SHARE

A 39-year-old woman was mauled by a 204-pound black bear sow in Southwest Colorado on Friday. The woman had been walking her dogs near her home in La Plata County, according to officials. When the victim’s boyfriend returned home that evening, he found their two dogs outside of the home. An hour later, he located her body just off of Highway 550 near Trimble, Colorado.

Bear scat and hair were found at the scene. After the incident, CPW called in a U.S. Department of Agriculture Wildlife Services dog team. The dogs tracked and treed the sow, as well as two yearlings, and CPW employees euthanized the bears. A recent necropsy showed that human remains were found in the intestines of the sow, as well as one of the yearlings.

“There’s no way for us to know the why or how this encounter took place, because there were no witnesses,” says Jason Clay, the Colorado Parks and Wildlife public information officer for the northeast region. “It’s extremely tragic.”

Fatal black bear attacks are extraordinarily rare. The last fatal attack in Colorado occurred in 2009, when a woman was killed and later determined to have been illegally feeding bears. The bears involved in Friday’s attack appeared to be in good health, though test results for diseases such as rabies won’t come back for several weeks.

“Bears can be very opportunistic when a food source is available,” says Clay, noting that the attack came after a long period of hibernation when black bears typically lose 20 to 27 percent of their body fat. “Bears are becoming active and are looking for food sources. A lot of the early-season food sources are grasses that are starting to green up and aspen buds.”

Clay adds that other sources of food for black bears include trash, pet food, and bird feeders.

“Bears use humans as a crutch with the attractants that we don’t properly secure.”

Based on an inspection of the sow’s teeth, the bear was believed to be at least 10 years old. She was not known to be involved in any previous incidents that CPW is aware of. The yearlings were 58 and 66 pounds each. Cubs typically stay with their mothers for about a year and a half before dispersing, and sows tend to act more aggressively when their cubs are around.

Colorado sustains a state-wide population of black bears between 17,000 to 20,000 animals. The bear population is growing in certain areas, though CPW wasn’t able confirm whether La Plata County was one such place. Clay also adds that that Colorado’s human population is growing, too, which is bound to lead to more encounters with wildlife.

CPW’s wildlife management policies are established with science in mind. Biologists make recommendations about how many hunting tags to issues, which are then confirmed by the organization’s commission. During this process, biologists do consider the “social capacity” of a landscape, which means balancing a landscape’s carrying capacity with the potential impact of certain animals on human society.

“Hunting is the best management tool that we have to control our animal populations and to keep them healthy,” says Clay. “We can lower or increase tags to keep our animal populations close to our objectives.”
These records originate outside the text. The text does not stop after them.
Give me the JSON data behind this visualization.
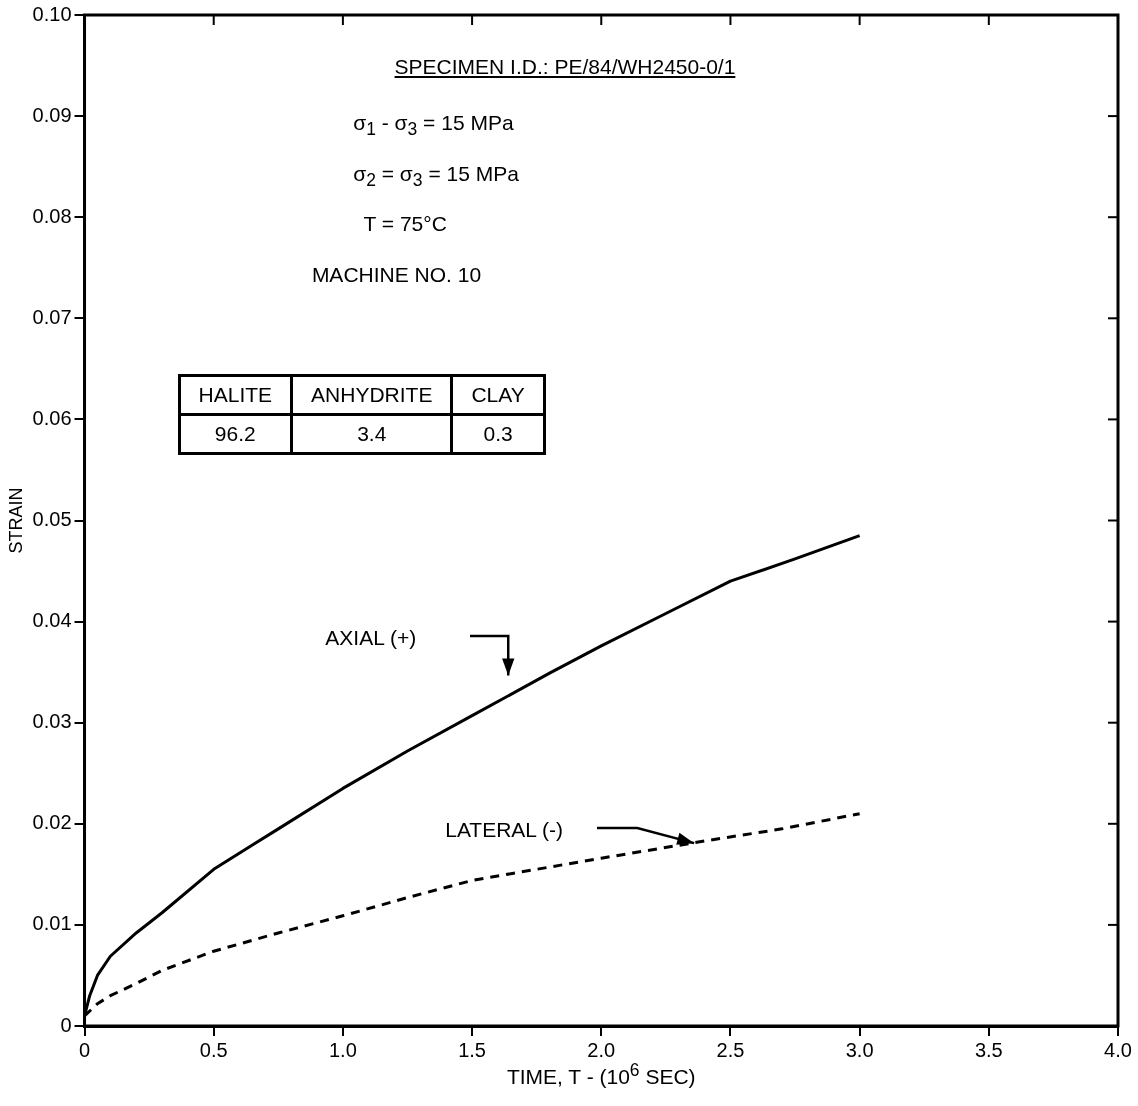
{
  "chart_data": {
    "type": "line",
    "xlabel": "TIME, T - (10$^{6}$ SEC)",
    "ylabel": "STRAIN",
    "xlim": [
      0,
      4
    ],
    "xticks": [
      0,
      0.5,
      {
        "value": 1,
        "label": "1.0"
      },
      1.5,
      {
        "value": 2,
        "label": "2.0"
      },
      2.5,
      {
        "value": 3,
        "label": "3.0"
      },
      3.5,
      {
        "value": 4,
        "label": "4.0"
      }
    ],
    "ylim": [
      0,
      0.1
    ],
    "yticks": [
      0,
      0.01,
      0.02,
      0.03,
      0.04,
      0.05,
      0.06,
      0.07,
      0.08,
      0.09,
      {
        "value": 0.1,
        "label": "0.10"
      }
    ],
    "grid": false,
    "legend": false,
    "series": [
      {
        "color": "#000000",
        "line_style": "solid",
        "x": [
          0,
          0.02,
          0.05,
          0.1,
          0.2,
          0.3,
          0.5,
          0.75,
          1.0,
          1.25,
          1.5,
          1.8,
          2.0,
          2.25,
          2.5,
          2.75,
          3.0
        ],
        "values": [
          0.001,
          0.003,
          0.005,
          0.0069,
          0.0092,
          0.0112,
          0.0155,
          0.0195,
          0.0235,
          0.0272,
          0.0307,
          0.0349,
          0.0376,
          0.0408,
          0.044,
          0.0462,
          0.0485
        ]
      },
      {
        "color": "#000000",
        "line_style": "dashed",
        "x": [
          0,
          0.05,
          0.1,
          0.2,
          0.3,
          0.5,
          0.75,
          1.0,
          1.25,
          1.5,
          1.75,
          2.0,
          2.4,
          2.7,
          3.0
        ],
        "values": [
          0.001,
          0.0022,
          0.003,
          0.0042,
          0.0055,
          0.0074,
          0.0092,
          0.0109,
          0.0127,
          0.0144,
          0.0155,
          0.0166,
          0.0183,
          0.0195,
          0.021
        ]
      }
    ],
    "annotations": [
      "SPECIMEN I.D.: PE/84/WH2450-0/1",
      "σ$_{1}$ - σ$_{3}$ = 15 MPa",
      "σ$_{2}$ = σ$_{3}$ = 15 MPa",
      "T = 75°C",
      "MACHINE NO. 10",
      "HALITE",
      "ANHYDRITE",
      "CLAY",
      "96.2",
      "3.4",
      "0.3",
      "AXIAL (+)",
      "LATERAL (-)"
    ]
  }
}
Read Next: Woah Bear, Get Outta Here.” How to Talk Your Way Out of a Dangerous Wildlife Encounter

Black bears are not usually aggressive towards humans and are considered less dangerous than grizzlies. Even so, CPW advises taking safety precautions and be “Bear Aware” whenever you are in bear country. Do not intentionally or inadvertently feed wildlife. 

“Food-conditioned bears, or habituated bears, looking for an easy handout such as your backyard bird feeder, can develop aggressive and dangerous behavior,” said CPW Southwest region manager Cory Chick in the CPW press release. “For these bears, humans become an inconvenience when we are in the way of the food the bear is seeking. They are no longer fearful, and this is behavior we cannot allow.”